What caused the earlier version to squeal and pick up radio?

The 2012 prototype had poor lead dress; grid wires ran parallel to plate wires, forming unintended feedback loops. It even demodulated local FM stations [Elektroda, painlust, post #19480658] Re-routing and shorter grid returns fixed the edge-case failure.

Are 6N2P and ECC83 truly drop-in compatible?

Electrically, yes. Both share the same pin-out and µ≈100. The only change is the 6.3 V vs. 12.6 V heater option, handled by individual switches per socket [Elektroda, painlust, post #19480658]

What tone can I expect from each channel?

The clean channel copies a mid-’60s Fender preamp with 3-band EQ, offering headroom up to about 22 dB gain. The drive channel mirrors a JCM800, stacking three gain stages and cathode clipping for roughly 60 dB gain [Elektroda, painlust, post #19480658]

Which transformers should I choose for a scratch build?

Use a power transformer that delivers 250–0–250 V at 150 mA and 6.3 V at 4 A. The OT should be 8 kΩ:8/4 Ω, 15–20 W rating [Hammond 125E Datasheet]. Matching these specs keeps plate voltage near 325 V under load, safe for EL84.

How loud is 15 W on stage?

With a 97 dB-sensitive 1×12" speaker, 15 W produces roughly 109 dB SPL at 1 m—enough for small clubs without PA support [Fletcher, 2018].

What safety steps should I follow when re-tubing or biasing?
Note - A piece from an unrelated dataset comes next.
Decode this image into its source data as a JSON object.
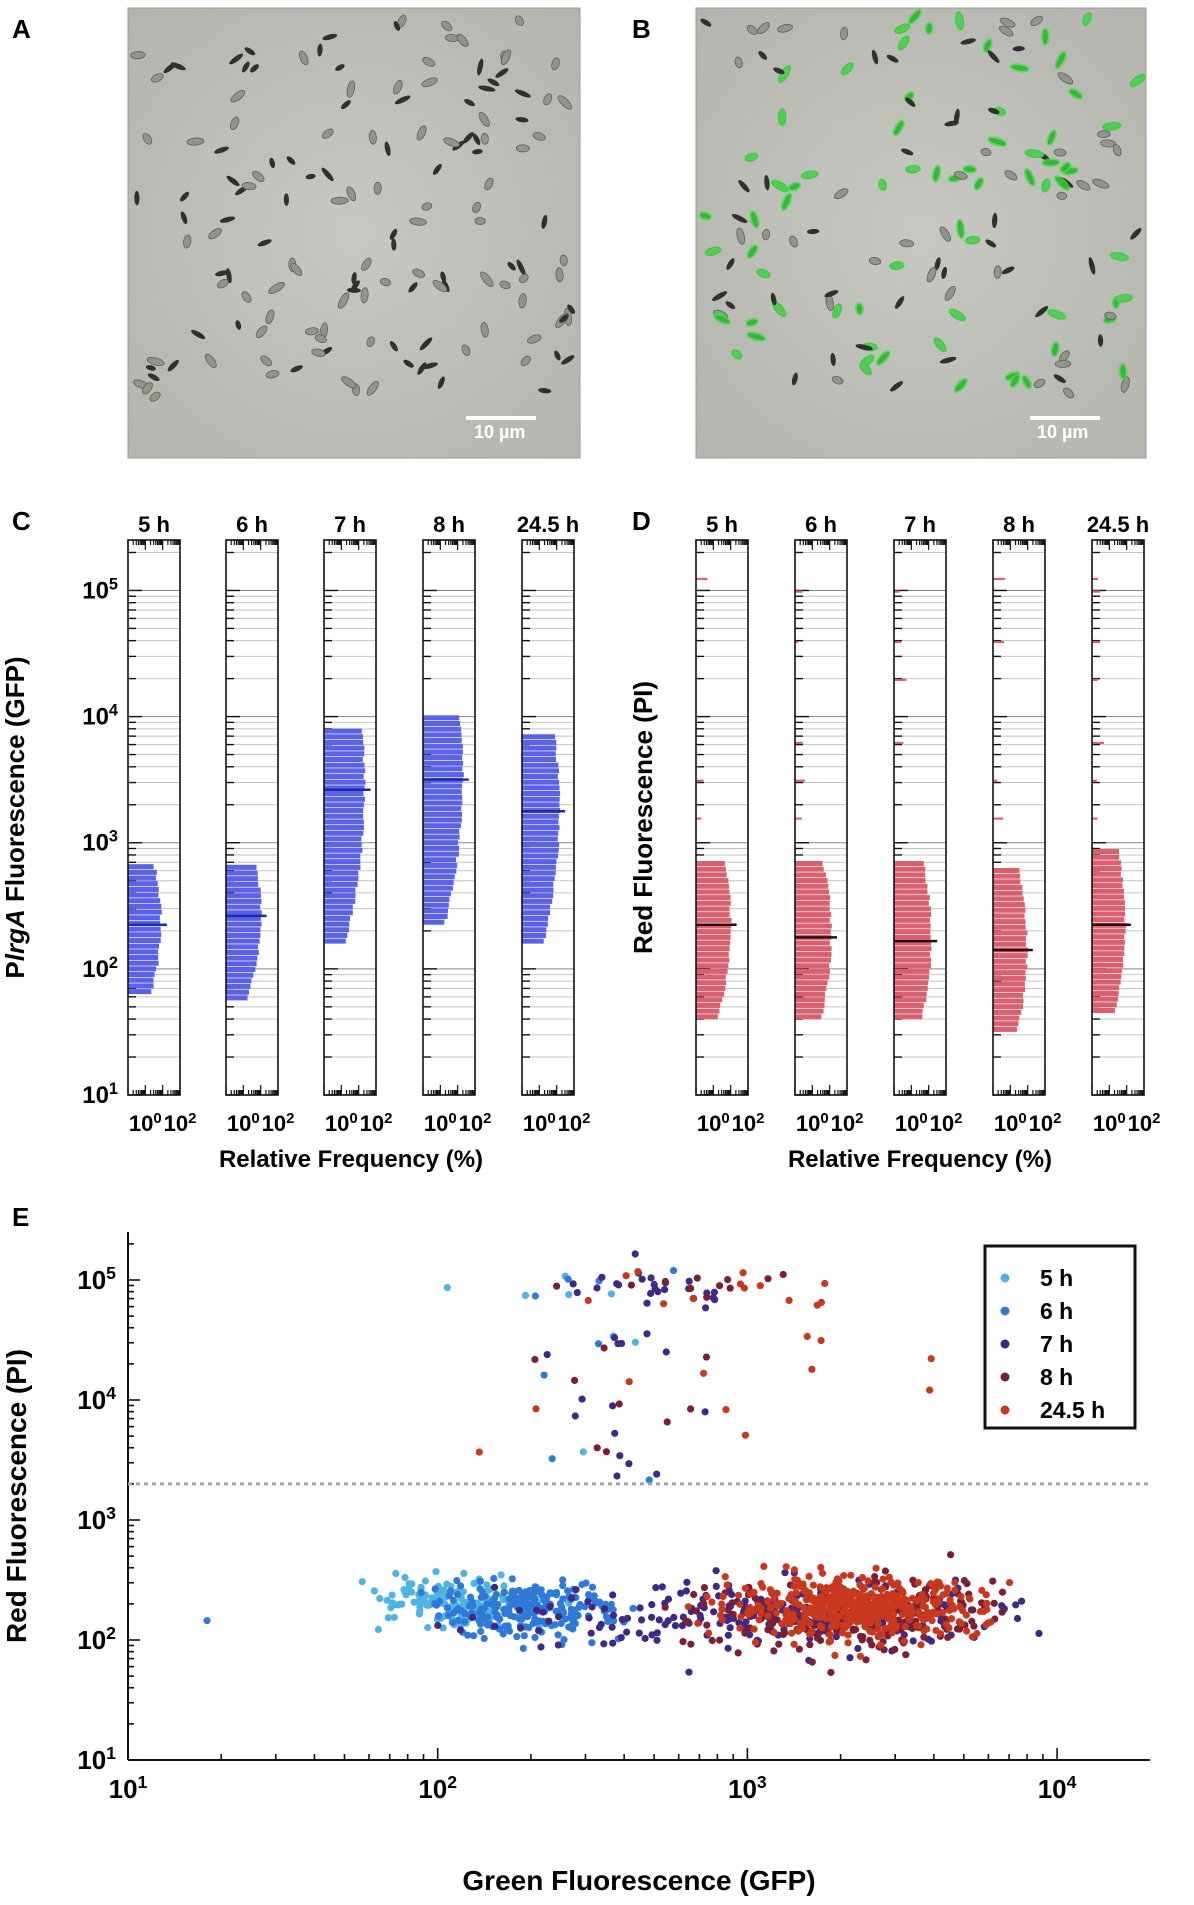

  1. Unplug and discharge filter caps; wait until B+ is <30 V. 2. Pull old tubes using gloves; avoid bending sockets. 3. Install new pair, power up with a 100 W bulb limiter and measure cathode resistor voltage; ensure <10 W per tube. Always keep one hand behind your back during live tests [OSHA, 2019].
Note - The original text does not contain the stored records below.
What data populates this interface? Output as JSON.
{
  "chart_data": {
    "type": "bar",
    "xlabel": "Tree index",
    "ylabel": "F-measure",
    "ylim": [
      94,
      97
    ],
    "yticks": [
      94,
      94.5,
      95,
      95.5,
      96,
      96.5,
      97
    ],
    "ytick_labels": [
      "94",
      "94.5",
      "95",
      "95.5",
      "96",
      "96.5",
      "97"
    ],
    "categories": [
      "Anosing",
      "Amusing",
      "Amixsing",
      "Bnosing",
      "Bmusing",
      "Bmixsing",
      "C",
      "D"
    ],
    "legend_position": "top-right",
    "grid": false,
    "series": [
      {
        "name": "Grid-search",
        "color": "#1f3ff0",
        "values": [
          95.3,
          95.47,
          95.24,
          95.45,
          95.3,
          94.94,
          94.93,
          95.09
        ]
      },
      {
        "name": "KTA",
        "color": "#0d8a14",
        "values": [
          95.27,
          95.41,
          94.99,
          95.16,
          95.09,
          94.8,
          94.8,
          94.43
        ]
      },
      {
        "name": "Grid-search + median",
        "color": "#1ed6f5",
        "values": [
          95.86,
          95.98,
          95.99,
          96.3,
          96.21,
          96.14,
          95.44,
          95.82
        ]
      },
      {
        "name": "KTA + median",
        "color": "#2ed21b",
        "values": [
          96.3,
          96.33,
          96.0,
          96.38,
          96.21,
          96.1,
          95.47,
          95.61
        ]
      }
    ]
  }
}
How do I build a quick relay switching board?

  1. Mount two DPDT 5 V relays on a universal board. 2. Run audio traces on one side, 5 V logic on the other. 3. Add a 1N4148 flyback diode across each coil and wire the board to the footswitch jack [Elektroda, painlust, post #19480940]

Will long leads to the output tubes cause instability?

In this chassis the 12 cm run adds negligible inductance. Shielded grid wires and 1 kΩ grid-stop resistors near the socket quench potential VHF oscillations [Elektroda, painlust, post #19480940] Tests show no self-excitation up to full volume.